Jing Tsu (Yale University) raised fresh perspectives on the Chinese writing system. Extensively consulting the Hoover Archives’ KMT Records, Tsu argued that, in the late nineteenth century, in the spirit of scientific thinking, language reformers, inventors, and pedagogues seized on the Chinese character script as a possible medium of technological infrastructure. Swayed by the idea that a universal language in the modern world depended on quick access instead of cultural prestige, they aimed to reorganize the Chinese script to match the alphabetic writing system in logic and efficiency. At the center of this movement was the growing field of "Chinese character index method" (Hanzi jianzifa) that gained momentum in the 1920s and 1930s. It studied and proposed different ways in which the Chinese characters could be accurately and logically arranged, disassembled, and recomposed, paving the way for indigenous typewriting technology, classification systems, library cataloging systems, and--most recently--Chinese input methods in competing software. A revolution has been under way that has aimed, for more than 130 years, to supersede alphabetization.
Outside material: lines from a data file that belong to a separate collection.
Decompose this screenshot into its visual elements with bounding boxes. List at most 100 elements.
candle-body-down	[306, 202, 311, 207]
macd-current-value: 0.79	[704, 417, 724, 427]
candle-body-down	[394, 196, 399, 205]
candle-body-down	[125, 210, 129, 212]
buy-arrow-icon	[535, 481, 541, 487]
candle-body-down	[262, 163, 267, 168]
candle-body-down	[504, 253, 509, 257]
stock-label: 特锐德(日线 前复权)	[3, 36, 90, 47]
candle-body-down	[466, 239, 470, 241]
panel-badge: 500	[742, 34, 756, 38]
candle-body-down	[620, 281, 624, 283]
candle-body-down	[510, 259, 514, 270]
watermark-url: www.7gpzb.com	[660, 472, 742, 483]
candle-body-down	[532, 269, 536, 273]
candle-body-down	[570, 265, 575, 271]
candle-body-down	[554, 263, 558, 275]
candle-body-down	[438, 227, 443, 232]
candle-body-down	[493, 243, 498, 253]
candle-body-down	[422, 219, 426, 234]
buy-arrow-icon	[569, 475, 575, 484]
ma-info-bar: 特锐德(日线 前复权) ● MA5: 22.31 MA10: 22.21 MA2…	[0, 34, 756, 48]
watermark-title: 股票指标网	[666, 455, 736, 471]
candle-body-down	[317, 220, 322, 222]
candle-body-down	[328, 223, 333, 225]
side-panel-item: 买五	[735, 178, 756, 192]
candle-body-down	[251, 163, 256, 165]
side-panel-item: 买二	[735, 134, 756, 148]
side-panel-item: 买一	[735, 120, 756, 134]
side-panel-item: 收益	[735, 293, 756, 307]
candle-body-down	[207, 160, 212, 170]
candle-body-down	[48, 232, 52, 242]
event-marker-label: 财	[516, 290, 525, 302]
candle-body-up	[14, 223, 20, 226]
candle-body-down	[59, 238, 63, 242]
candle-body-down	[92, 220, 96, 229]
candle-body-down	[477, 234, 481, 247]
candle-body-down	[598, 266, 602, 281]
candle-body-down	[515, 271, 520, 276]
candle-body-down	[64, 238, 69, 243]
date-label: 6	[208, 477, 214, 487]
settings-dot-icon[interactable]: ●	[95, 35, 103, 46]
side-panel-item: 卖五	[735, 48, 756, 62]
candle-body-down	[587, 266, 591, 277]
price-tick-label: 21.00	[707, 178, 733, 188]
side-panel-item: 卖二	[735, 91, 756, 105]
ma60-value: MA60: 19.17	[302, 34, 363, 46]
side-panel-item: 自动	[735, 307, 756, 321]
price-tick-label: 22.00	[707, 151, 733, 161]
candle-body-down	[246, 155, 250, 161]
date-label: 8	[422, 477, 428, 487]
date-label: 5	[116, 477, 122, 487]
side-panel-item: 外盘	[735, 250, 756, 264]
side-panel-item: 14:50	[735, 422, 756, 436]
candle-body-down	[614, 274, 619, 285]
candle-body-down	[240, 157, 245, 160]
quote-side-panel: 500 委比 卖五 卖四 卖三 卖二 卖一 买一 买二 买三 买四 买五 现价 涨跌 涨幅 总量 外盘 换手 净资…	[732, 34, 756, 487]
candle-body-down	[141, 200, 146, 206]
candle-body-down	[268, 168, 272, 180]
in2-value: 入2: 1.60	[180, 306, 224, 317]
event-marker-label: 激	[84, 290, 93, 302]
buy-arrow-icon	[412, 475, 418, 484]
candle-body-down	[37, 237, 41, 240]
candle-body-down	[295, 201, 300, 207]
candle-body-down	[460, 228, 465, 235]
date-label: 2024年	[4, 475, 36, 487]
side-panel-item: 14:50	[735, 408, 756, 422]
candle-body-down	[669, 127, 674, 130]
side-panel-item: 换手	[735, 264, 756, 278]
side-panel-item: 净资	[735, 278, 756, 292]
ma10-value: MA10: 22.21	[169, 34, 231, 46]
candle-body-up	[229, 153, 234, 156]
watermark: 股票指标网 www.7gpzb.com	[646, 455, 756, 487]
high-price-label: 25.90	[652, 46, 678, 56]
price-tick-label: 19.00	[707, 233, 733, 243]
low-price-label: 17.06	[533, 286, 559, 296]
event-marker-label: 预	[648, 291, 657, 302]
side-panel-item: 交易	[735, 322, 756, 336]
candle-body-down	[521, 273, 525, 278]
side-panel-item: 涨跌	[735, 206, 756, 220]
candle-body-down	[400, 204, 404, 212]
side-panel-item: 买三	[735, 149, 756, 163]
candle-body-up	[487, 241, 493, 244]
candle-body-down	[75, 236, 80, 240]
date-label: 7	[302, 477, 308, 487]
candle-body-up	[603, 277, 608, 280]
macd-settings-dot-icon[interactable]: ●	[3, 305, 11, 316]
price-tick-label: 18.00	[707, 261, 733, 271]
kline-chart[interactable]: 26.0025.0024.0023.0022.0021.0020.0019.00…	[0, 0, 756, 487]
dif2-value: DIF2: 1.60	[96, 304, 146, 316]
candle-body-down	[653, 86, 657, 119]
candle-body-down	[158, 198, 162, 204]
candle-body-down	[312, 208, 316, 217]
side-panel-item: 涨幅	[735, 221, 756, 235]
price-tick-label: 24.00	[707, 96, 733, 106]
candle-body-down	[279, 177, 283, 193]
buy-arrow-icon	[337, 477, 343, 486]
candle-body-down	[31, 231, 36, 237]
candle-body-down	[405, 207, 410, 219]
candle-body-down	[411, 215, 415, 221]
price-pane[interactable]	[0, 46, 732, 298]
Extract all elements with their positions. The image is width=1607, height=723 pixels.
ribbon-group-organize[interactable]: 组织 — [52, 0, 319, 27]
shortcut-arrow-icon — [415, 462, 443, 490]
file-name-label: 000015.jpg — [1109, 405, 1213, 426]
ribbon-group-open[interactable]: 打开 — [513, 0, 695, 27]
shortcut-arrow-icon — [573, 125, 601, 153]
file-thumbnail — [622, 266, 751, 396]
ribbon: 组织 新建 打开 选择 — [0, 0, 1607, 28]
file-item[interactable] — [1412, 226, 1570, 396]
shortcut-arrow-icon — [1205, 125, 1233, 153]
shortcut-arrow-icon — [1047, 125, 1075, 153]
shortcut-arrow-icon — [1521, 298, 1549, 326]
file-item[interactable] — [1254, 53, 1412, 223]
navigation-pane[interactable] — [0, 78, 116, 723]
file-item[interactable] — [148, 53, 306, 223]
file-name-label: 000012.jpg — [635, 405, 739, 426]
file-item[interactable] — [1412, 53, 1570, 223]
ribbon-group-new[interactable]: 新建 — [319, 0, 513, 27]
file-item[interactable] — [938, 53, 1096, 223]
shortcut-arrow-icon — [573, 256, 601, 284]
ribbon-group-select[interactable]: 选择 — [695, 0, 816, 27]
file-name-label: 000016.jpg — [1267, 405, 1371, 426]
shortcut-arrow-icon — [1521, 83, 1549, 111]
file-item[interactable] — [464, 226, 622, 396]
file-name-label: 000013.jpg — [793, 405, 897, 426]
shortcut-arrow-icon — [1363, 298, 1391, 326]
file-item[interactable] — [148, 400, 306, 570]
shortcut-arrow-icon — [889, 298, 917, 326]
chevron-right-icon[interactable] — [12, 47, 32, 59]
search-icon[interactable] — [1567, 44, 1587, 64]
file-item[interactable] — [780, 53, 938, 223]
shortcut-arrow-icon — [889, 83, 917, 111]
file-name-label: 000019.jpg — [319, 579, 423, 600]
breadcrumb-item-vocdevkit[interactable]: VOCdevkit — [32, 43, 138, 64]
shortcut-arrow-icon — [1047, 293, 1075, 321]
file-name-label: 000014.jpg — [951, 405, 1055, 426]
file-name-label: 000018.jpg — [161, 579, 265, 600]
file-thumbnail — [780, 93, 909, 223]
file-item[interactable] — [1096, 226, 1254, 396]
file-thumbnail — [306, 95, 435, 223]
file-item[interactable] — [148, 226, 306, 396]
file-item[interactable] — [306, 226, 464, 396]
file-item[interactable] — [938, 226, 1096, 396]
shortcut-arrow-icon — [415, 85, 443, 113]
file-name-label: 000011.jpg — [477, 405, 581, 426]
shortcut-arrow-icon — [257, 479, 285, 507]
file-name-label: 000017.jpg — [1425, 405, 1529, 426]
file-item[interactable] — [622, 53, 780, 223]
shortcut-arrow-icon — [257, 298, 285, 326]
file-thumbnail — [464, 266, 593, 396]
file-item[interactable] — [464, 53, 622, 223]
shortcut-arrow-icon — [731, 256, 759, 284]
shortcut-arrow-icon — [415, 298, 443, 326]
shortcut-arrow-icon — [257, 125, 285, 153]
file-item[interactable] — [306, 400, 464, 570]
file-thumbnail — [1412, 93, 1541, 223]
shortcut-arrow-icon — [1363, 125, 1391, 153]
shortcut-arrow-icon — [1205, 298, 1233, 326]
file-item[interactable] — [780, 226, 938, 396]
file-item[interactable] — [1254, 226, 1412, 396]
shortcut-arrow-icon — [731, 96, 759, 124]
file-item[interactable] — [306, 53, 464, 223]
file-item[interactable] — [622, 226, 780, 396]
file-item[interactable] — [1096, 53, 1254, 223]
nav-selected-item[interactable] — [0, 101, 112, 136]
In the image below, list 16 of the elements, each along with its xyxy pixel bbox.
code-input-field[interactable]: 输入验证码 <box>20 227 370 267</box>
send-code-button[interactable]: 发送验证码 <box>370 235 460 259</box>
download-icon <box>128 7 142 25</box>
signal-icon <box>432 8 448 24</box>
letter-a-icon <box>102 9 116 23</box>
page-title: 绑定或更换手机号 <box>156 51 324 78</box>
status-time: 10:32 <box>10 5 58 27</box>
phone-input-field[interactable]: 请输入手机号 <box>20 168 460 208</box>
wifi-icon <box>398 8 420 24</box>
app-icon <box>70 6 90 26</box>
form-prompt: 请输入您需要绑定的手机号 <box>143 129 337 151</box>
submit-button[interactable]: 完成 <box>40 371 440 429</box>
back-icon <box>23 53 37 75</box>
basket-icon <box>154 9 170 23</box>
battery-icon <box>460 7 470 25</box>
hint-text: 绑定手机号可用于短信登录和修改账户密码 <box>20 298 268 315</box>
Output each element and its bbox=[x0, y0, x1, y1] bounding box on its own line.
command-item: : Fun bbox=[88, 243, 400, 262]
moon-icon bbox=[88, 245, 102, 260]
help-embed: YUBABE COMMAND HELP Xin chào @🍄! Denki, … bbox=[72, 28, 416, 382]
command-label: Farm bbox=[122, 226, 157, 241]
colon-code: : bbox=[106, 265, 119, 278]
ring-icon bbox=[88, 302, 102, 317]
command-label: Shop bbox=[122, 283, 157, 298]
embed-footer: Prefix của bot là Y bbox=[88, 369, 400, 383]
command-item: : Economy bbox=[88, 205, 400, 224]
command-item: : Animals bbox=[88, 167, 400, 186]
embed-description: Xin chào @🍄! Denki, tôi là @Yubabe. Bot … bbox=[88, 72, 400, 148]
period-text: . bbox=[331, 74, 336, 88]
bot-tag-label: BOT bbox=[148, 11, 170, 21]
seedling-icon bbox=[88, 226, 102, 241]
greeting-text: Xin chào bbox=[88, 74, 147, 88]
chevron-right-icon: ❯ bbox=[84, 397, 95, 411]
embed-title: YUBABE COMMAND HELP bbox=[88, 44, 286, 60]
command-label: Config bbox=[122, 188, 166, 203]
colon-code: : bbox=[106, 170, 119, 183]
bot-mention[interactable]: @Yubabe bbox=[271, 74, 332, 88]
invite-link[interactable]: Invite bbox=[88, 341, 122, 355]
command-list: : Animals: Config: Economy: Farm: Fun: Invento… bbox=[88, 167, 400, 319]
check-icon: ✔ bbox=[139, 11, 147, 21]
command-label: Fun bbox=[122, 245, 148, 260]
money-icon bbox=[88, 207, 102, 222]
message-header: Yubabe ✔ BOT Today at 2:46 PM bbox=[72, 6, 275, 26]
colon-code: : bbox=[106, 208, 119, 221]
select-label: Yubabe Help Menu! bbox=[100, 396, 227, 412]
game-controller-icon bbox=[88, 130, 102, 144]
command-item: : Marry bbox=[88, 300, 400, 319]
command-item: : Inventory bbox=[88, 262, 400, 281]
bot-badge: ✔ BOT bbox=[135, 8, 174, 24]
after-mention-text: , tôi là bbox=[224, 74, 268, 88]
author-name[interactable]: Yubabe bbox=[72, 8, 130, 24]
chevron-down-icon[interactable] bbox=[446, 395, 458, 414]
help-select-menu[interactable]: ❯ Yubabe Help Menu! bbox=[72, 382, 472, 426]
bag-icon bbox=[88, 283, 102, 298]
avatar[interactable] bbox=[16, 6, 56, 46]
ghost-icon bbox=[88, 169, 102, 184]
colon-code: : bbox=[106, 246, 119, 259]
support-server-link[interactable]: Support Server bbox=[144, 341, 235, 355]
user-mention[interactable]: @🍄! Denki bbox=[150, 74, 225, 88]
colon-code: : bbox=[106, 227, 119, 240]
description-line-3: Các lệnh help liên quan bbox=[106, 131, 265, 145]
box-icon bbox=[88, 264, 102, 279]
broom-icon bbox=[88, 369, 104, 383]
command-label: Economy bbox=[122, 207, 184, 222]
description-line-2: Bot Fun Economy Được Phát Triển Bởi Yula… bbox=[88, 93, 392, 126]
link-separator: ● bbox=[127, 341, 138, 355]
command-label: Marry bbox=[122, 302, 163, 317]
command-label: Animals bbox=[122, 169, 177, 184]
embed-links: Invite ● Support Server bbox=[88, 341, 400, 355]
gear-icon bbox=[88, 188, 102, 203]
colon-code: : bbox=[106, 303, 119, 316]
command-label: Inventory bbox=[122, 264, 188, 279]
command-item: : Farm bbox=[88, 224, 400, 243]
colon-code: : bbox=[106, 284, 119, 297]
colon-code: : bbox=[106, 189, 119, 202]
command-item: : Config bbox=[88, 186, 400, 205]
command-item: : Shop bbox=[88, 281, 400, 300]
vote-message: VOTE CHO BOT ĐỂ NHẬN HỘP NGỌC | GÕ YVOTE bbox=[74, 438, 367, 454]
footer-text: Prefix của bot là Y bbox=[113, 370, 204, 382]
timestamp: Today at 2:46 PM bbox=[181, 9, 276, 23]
Joshua Hill (Ohio University) closed this year’s summer workshop by discussing the elections in early Nationalist China from the perspective of modern China’s democratization process and intellectual history. Although warfare determined both the rise and the fall of the KMT government on the mainland, many KMT party thinkers and officials worked to conceptualize the architecture of civilian rule. Voting and elections were central to their vision for the Republic of China after the (eventual) end of tutelary rule. Heavily relying on the Hoover Archives’ KMT Records, Hill explored the decades-long attempts to create a specifically KMT style of elections that would harmonize Sun Yat-sen's philosophy with the pre-1927 Republic's difficult electoral history and the alternative systems of voting that emerged in interwar Europe. Although the ultimate product of these discussions--the election law used for the 1947 National Assembly elections--did not prove long-lasting, the process of drafting the law reflected important changes in how the relationship of the state and the individual was conceptualized in early and mid-twentieth-century China.